Pada akhirnya semua teman-teman sekelasnya itu pun langsung tertuju kepada Rain yang kini sedang sendirian, bertepatan dengan seorang laki-laki yang begitu dikenalinya itu baru saja datang bersama nampan yang dibawanya mendekati gadis itu.

"Lha, dia masih sama si Vano?" tanya Denis. "Gue pikir mereka udah ..."

Karena ucapan dari temannya itu pun Rai langsung memandang seseorang yang berada di sampingnya itu dengan kening yang berkerut. Sedangkan Denis mendapat sebuah cubitan kecil dari Samuel yang berada di sisi yang lain.

"Maksud lo apa bilang kaya gitu?" tanya laki-laki itu. "Lo gak lagi sembunyiin sesuatu 'kan dari gue? Awas aja kalau sampe lo tahu sesuatu dan gak bilang sama gue."

Semua orang yang berada satu meja dengan Rai pun langsung terdiam membisu, tidak ada yang berani membuka suaranya sama sekali dikarenakan mereka tahu bahwa laki-laki yang satu ini begitu sensitif jika membicarakan hal yang berkaitan dengan sahabatnya.

Kembali dengan membawa nampan yang berada dalam genggamannya tersebut, ia tersenyum kepada gadis cantik yang sudah memperhatikannya dari jauh itu lalu dirinya mendudukkan diri tepat di hadapannya setelah menyimpan pesanannua di atas meja.

"Nih, aku bawain nasi goreng kantin kesukaan kamu."

"Makasih Vano," ujar Rain dengan senyuman manisnya itu. "Dibawain ini aku jadi laper banget sekarang."

Vano terkekeh, "Emang iya?" tanyanya yang langsung diangguki oleh kekasihnya itu. "Ya udah kalau gitu makan," lanjutnya.

Akhirnya Rain pun menerima nasi goreng tersebut dan langsung memakannya dengan diam.
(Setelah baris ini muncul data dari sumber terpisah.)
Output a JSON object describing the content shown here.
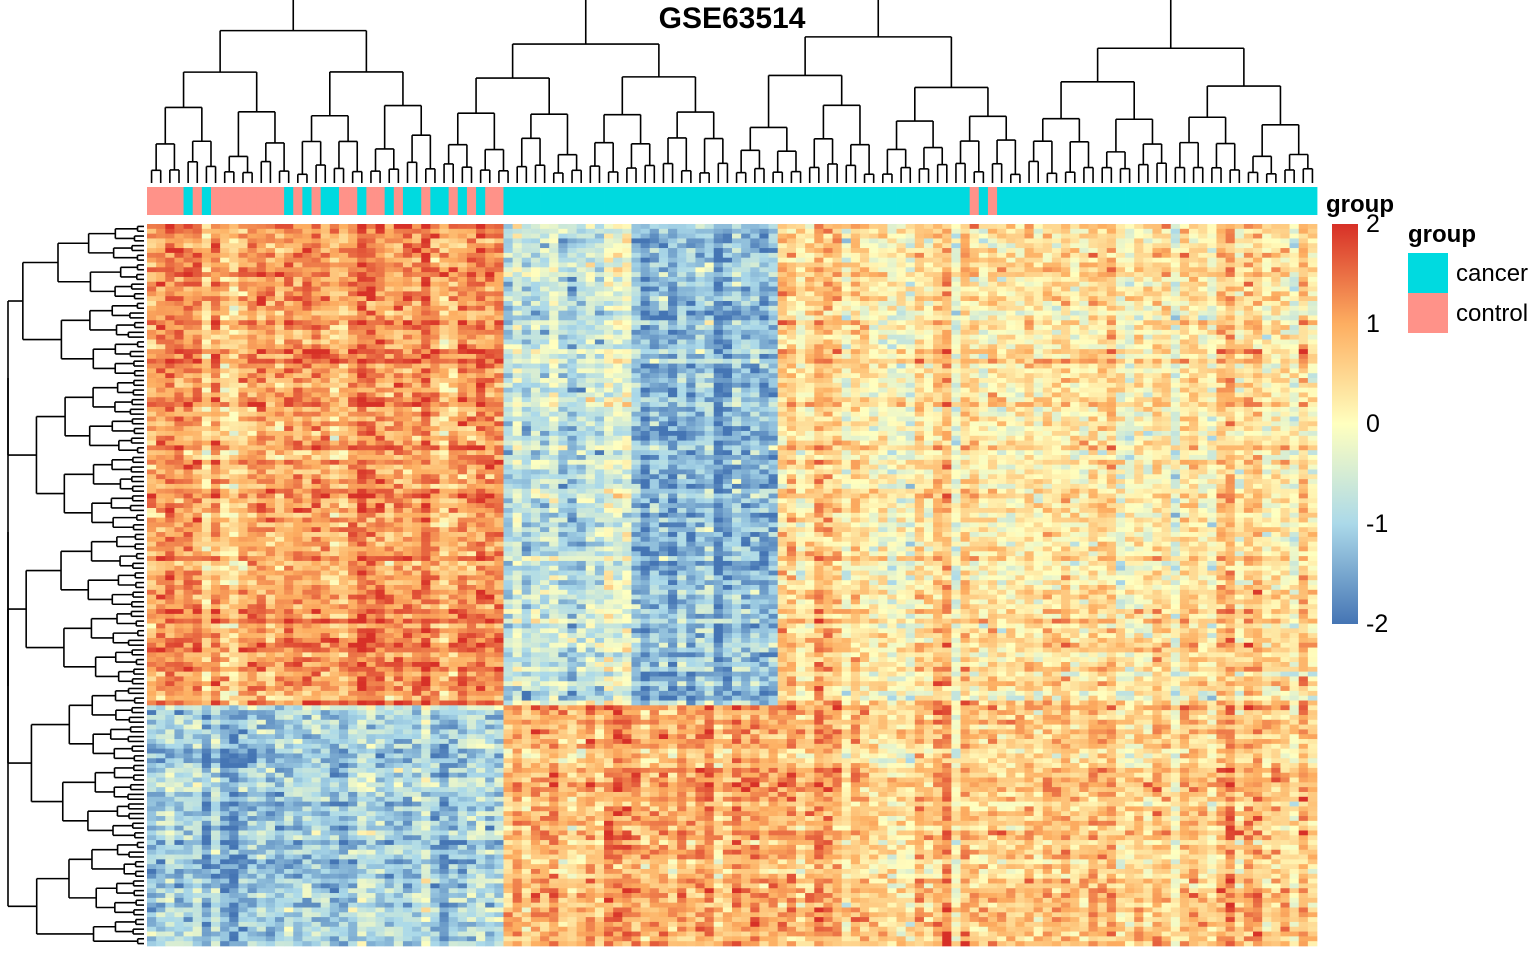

Sedangkan Vano yang saat ini berada di hadapannya diam-diam tersenyum memperhatikan seorang gadis yang berada di hadapannya itu.

"Habisin makanannya ya, pelan-pelan juga nanti keselak," peringatnya.

Gadis itu yang mendengarnya pun langsung menghentikan kunyahannya sejenak sebelum akhirnya kembali memandang seseorang yang berada di hadapannya saat ini.

"Kenapa?" lanjutnya lagi yang membuat Rain langsung menggelengkan kepalanya dengan mulut yang penuh. Hal tersebut membuat Vano ingin mengabadikan momennya secara diam-diam sehingga membuat laki-laki itu bisa mengenangnya kapan saja.

Sudah berbagai posisi Vano lakukan untuk mengabadikan gadis itu hingga di mana laki-laki tersebut menyadari ada seseorang yang sedang memperhatikannya dengan wajah datar ketika sedang melihat hasilnya.

Kemudian ia pun langsung mengedarkan pandangannya dan mendapati seseorang yang duduk tidak jauh dari dirinya yang saat ini sedang menatapnya dengan tajam.

Vano tahu bahwa Rai sedang mengingatkannya untuk tidak menyakiti sahabatnya itu yang merupakan kekasihnya.